Lockdown coping strategies have suddenly become a major theme in the mainstream media. Both ITV and Channel Four have rushed out new daily lunchtime shows which focus solely on how to cope with lockdown.
The Steph Show on Channel 4 is the most overt example of this. Presented by Steph McGovern the show aims to ‘provide us with information to help us navigate these unique times’.
The show consists mainly ‘heroes and heart warmers’ – visits to people who have been raising money for our key workers, interviews with celebrities, typically in their enormous, plush houses, and tips to keep the kids entertained during lockdown.
NB – please don’t miss how PERFECT the choice of Steph McGovern is as a presenter for this particular type of show at this particular time – she’s got a well-documented history of having had to overcome prejudice in the media as a working class woman, but she’s just cracked on anyway and made a success of her career despite adversity – cracking on, staying chirpy, bravely facing up to adversity… just what we need to ‘cope’ with coronavirus! And that working-class Northern accent, how very approachable….
Over on BBC 1 at the same time we have ‘Daily Kitchen Live’ – which as the title suggests is more focussed on recipes which can help you make the most of what you’ve got in the cupboard or with what food is available.
This programme features a ‘war chest’ of crucial spices such as chilli powder, cumin etc. and guest features Jack Monroe, famous for her budget cooking.
Both programmes are littered with references to ‘staying safe’ and ‘staying at home’, and feature very little focus on the public space outside of people’s own living rooms.
The ideology of ‘coping strategies’
Personally I see this mainstream lunchtime focus on ‘coping’ as ideological – it distracts us away from the shameful misreporting of the actual number of people dying of Coronavirus (rather than merely ‘with’ it), the overzealous use of emergency lockdown measures, and the normalisation of medicalised control strategies for the mass population.
All of the ‘coping strategies’ – e.g. the recipes and the tips for keeping your kids entertained are (obviously?) individualised – they come from individuals and are suggestions to individuals, and it necessarily has to be this way because of the lockdown.

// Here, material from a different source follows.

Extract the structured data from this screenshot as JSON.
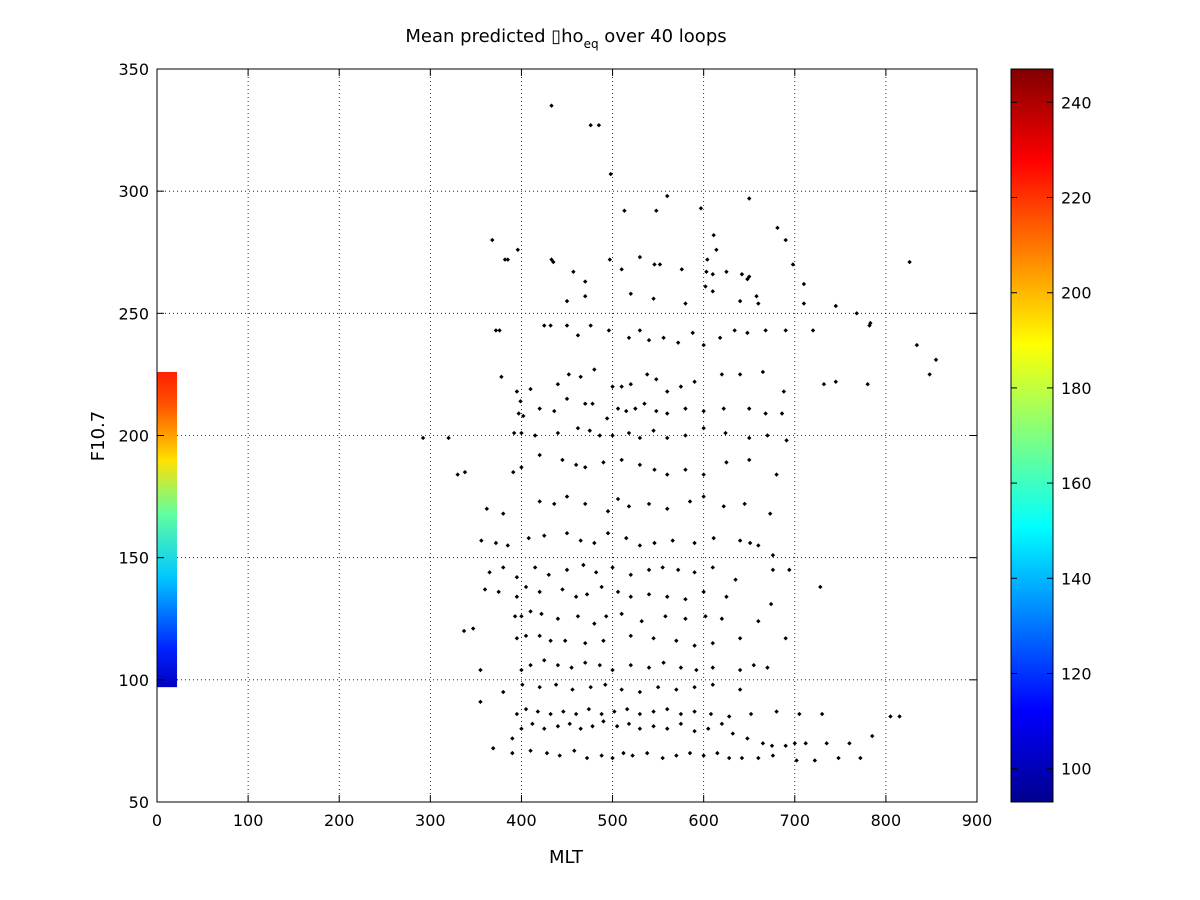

This fits our society very well, which has been on a trend towards privatised solutions to social problems for at least two generations, but it normalises this. Suddenly, staying in, and ‘coping’ are normal, while we leave the ‘difficult health problems’ to the experts (read global pharmaceutical industry).
Putting a ‘chirpy face’ on these privatised control strategies and ‘sharing our private lives together’ makes this all bearable.
Meanwhile completely absent from these shows is any discussion of how little we know of Covid-19, whether these lockdown measures are necessary, how we’re going to come out of this, basically anything even vaguely critical is off the agenda.
Then there’s the whole discourse of ‘coping’ – Ulrich Beck pointed out in Risk Society that since at least the 1980s politics has been about promising that things won’t get any worse, rather than making promises about making progress.
The idea of staying in ‘to stop the virus spreading and making the effects worse’ fit this discourse perfectly – in fact too perfectly, which is why I think we should be investigating whether this virus was engineered and released deliberately.
Meanwhile one thing which isn’t off the agenda on C4 is the adverts – and what do we see featured….. life insurance, pizza, DIY and broadband deals – all the consumer essentials for life on lockdown.
So these shows are basically telling you to forget about asking critical questions about Covid-19, be happy making the best of the lockdown because ‘coping’ rather than ‘striving for a better society’ are as good as you can get, and spend more money on your home entertainment to make the whole situation more bearable.